Но она им и не швыряется, ее искусство все же находит признание. Хоть мы в душе и заняты другим и храним молчание не только с тем, чтобы лучше слышать, — кое-кто даже уткнулся носом в меховой воротник соседа и не поднимает глаз, так что кажется, будто Жозефина зря разливается там, наверху, — а все же ее писк в какой-то мере доходит и до нас. Этот писк, что возносится ввысь там, где все уста скованы молчанием, представляется нам голосом народа, обращенным к каждому из нас в отдельности; в этот критический час Жозефинин жидкий писк напоминает нам жалкую судьбу нашего народа, затерянного в сумятице враждебного мира. Жозефина утверждает себя — это никакой голос, это никакое искусство утверждает себя и находит путь к нашим сердцам, и нам приятно об этом думать. Настоящего певца, певца-мастера, если бы он среди нас объявился, мы бы в такое время и слушать не стали, мы бы единодушно отвергли подобное выступление как бессмыслицу. Жозефине — Боже упаси — незачем знать, что, если мы ее слушаем, это, в сущности, говорит не в пользу ее пения. Кое о чем она, правда, догадывается, а иначе не стала бы с таким жаром уверять, будто мы ее не слушаем, что, впрочем, не мешает ей продолжать свои выступления и за писком забывать об этих догадках.

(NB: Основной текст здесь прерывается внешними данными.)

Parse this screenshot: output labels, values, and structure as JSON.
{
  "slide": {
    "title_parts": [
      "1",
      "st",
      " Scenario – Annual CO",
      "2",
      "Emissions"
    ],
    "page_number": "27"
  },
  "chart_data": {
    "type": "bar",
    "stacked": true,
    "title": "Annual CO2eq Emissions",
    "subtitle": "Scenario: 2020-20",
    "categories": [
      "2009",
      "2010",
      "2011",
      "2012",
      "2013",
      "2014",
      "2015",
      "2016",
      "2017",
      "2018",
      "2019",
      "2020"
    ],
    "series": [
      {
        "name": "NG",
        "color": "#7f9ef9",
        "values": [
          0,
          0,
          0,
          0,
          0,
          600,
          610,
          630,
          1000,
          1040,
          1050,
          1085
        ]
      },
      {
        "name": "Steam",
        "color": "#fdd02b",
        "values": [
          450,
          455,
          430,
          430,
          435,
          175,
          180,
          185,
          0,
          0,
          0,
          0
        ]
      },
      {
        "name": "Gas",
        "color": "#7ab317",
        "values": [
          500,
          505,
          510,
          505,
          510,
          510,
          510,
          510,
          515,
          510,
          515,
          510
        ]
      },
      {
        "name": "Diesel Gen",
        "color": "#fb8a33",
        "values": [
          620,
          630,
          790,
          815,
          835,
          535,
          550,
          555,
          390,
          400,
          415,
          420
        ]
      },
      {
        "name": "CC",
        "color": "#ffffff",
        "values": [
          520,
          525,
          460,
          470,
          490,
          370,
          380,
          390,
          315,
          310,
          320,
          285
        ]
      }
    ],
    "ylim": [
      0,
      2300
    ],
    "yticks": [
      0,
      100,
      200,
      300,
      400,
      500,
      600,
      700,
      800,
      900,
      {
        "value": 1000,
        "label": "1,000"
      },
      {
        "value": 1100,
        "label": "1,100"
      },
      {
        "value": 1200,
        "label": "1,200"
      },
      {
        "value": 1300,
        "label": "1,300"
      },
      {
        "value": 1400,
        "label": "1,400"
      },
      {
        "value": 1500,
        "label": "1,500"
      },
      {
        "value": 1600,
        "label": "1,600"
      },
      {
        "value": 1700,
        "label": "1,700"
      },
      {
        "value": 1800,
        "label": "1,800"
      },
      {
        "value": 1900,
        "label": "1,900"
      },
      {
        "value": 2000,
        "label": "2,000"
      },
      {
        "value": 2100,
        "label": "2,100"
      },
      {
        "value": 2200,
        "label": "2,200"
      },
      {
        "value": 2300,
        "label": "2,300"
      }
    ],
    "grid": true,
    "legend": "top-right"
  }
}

Но есть еще один довод в Жозефинину пользу: мы все же в известной мере ее слушаем и даже так, пожалуй, как слушают настоящего певца; при этом она производит на нас впечатление, какого напрасно домогался бы более искусный певец и которое зависит именно от недостаточности ее умения и голосовых средств. Объясняется же это преимущественно нашими жизненными условиями.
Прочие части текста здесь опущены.